Risk Likelihood Impact Mitigation
v2 wire format break strands old clients High High Typed Hangup::ProtocolVersionMismatch, clear UI, force update prompt
BWE oscillation regresses audio adaptation Med Med Behind feature flag; A/B with shadow Prometheus before flipping default
Conformance Tier A false positives Low High Math-derived ceilings × 1.5; counter-only mode for 1 week before enforcement
DashMap migration regresses room semantics Med Med Integration tests for federation + trunking before merging
Android MediaCodec edge cases (Nothing A059 baseline) High Med Per-device test matrix; software fallback path
AV1 software encode torches battery High Low HW probe at session start; refuse AV1 if no HW encode
Tier F false-positives on edge cases (e.g., long silences in lectures) Med High Verdict-only mode + 30 s window minimum + Suspect tier escalation

Open product questions (not blocking)

  • Anonymous vs. authenticated quota split — numbers TBD pending Prometheus baseline.
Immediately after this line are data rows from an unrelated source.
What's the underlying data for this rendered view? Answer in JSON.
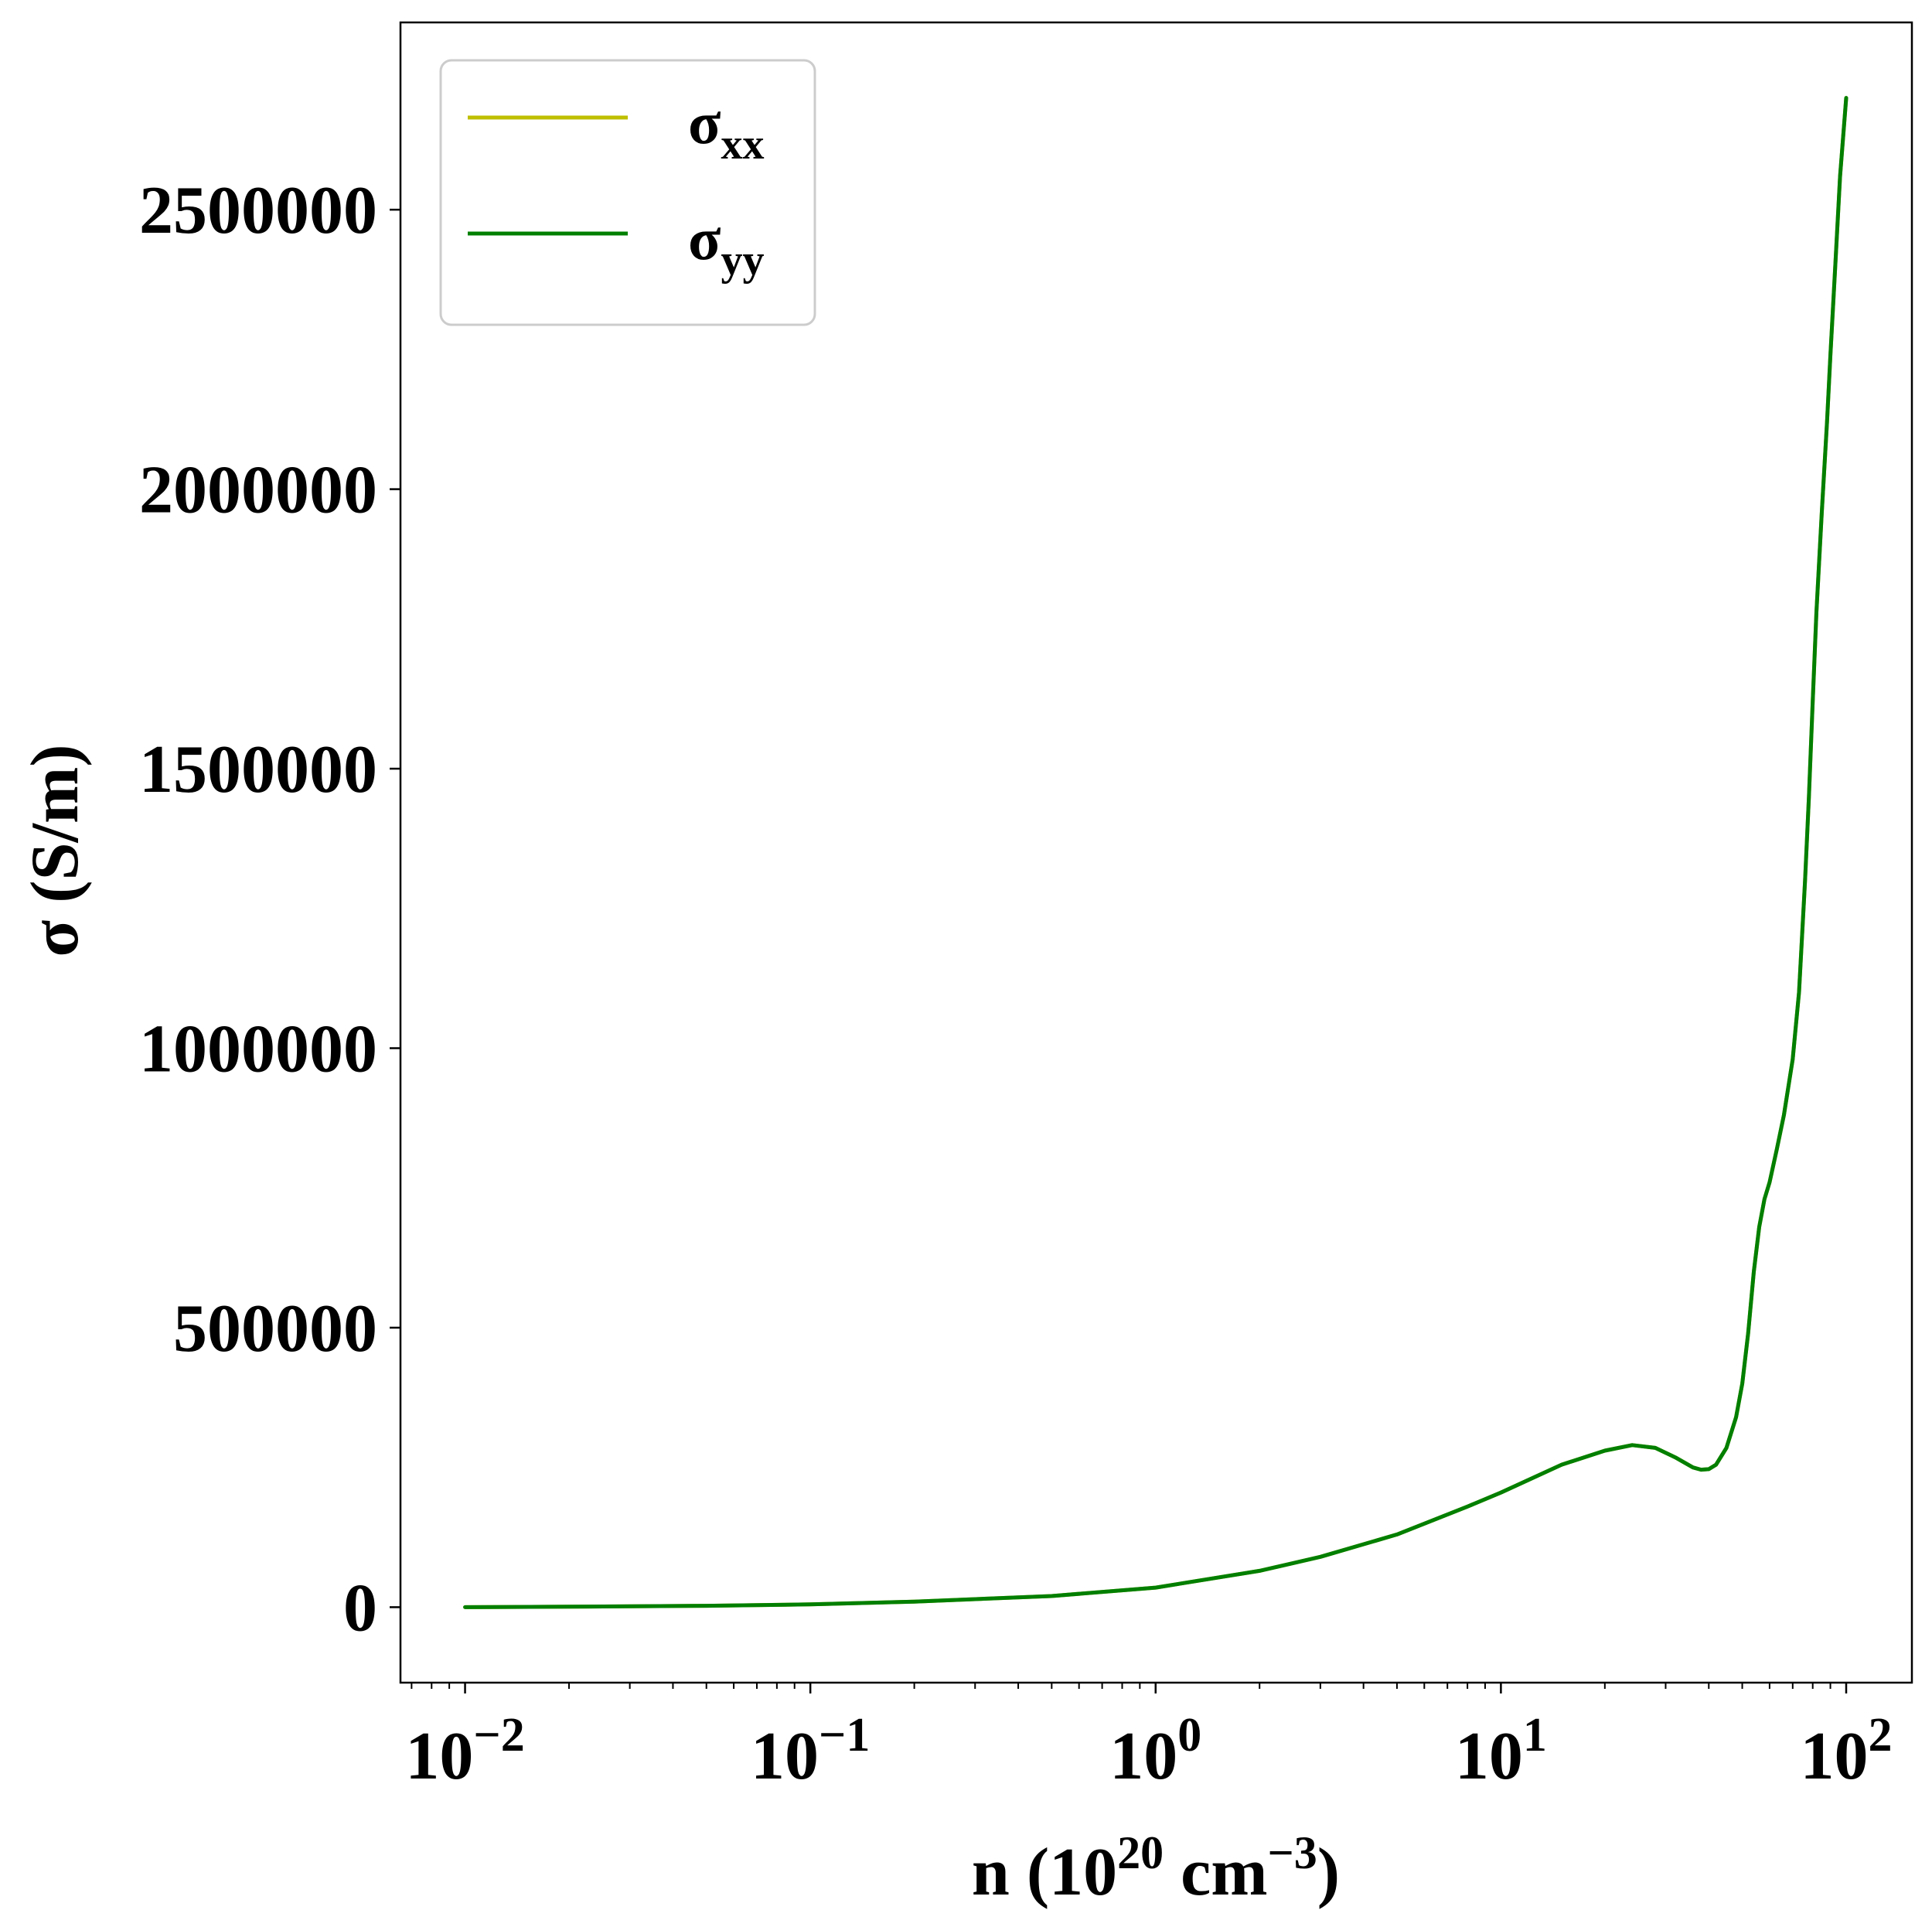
{
  "chart_data": {
    "type": "line",
    "xlabel": {
      "base": "n (10",
      "sup1": "20",
      "mid": " cm",
      "sup2": "−3",
      "end": ")"
    },
    "ylabel": "σ (S/m)",
    "xscale": "log",
    "xlim": [
      0.0065,
      155
    ],
    "ylim": [
      -135000,
      2835000
    ],
    "grid": false,
    "legend": "top-left",
    "y_ticks": [
      0,
      500000,
      1000000,
      1500000,
      2000000,
      2500000
    ],
    "y_tick_labels": [
      "0",
      "500000",
      "1000000",
      "1500000",
      "2000000",
      "2500000"
    ],
    "x_ticks": [
      0.01,
      0.1,
      1,
      10,
      100
    ],
    "x_tick_labels": [
      {
        "base": "10",
        "exp": "−2"
      },
      {
        "base": "10",
        "exp": "−1"
      },
      {
        "base": "10",
        "exp": "0"
      },
      {
        "base": "10",
        "exp": "1"
      },
      {
        "base": "10",
        "exp": "2"
      }
    ],
    "series": [
      {
        "name": "σ",
        "sub": "xx",
        "color": "#bfbf00",
        "x": [
          0.01,
          0.02,
          0.05,
          0.1,
          0.2,
          0.5,
          1,
          2,
          3,
          5,
          8,
          10,
          15,
          20,
          24,
          28,
          32,
          36,
          38,
          40,
          42,
          45,
          48,
          50,
          52,
          54,
          56,
          58,
          60,
          63,
          66,
          70,
          73,
          76,
          78,
          80,
          82,
          85,
          88,
          90,
          93,
          96,
          100
        ],
        "y": [
          0,
          800,
          2500,
          5000,
          10000,
          20000,
          35000,
          65000,
          90000,
          130000,
          180000,
          205000,
          255000,
          280000,
          290000,
          285000,
          268000,
          250000,
          246000,
          247000,
          255000,
          285000,
          340000,
          400000,
          490000,
          600000,
          680000,
          730000,
          760000,
          820000,
          880000,
          980000,
          1100000,
          1300000,
          1450000,
          1620000,
          1780000,
          1960000,
          2120000,
          2240000,
          2400000,
          2560000,
          2700000
        ]
      },
      {
        "name": "σ",
        "sub": "yy",
        "color": "#007f00",
        "x": [
          0.01,
          0.02,
          0.05,
          0.1,
          0.2,
          0.5,
          1,
          2,
          3,
          5,
          8,
          10,
          15,
          20,
          24,
          28,
          32,
          36,
          38,
          40,
          42,
          45,
          48,
          50,
          52,
          54,
          56,
          58,
          60,
          63,
          66,
          70,
          73,
          76,
          78,
          80,
          82,
          85,
          88,
          90,
          93,
          96,
          100
        ],
        "y": [
          0,
          800,
          2500,
          5000,
          10000,
          20000,
          35000,
          65000,
          90000,
          130000,
          180000,
          205000,
          255000,
          280000,
          290000,
          285000,
          268000,
          250000,
          246000,
          247000,
          255000,
          285000,
          340000,
          400000,
          490000,
          600000,
          680000,
          730000,
          760000,
          820000,
          880000,
          980000,
          1100000,
          1300000,
          1450000,
          1620000,
          1780000,
          1960000,
          2120000,
          2240000,
          2400000,
          2560000,
          2700000
        ]
      }
    ]
  }
}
  • Whether to expose PriorityMode UI for end users or only via product preset (call vs. screen-share).
  • AV1 rollout gate: 5 %? 20 %? of sessions reporting HW support before enabling by default.
  • Federated reputation gossip is powerful but introduces a poisoning surface; decision deferred to after Wave 5.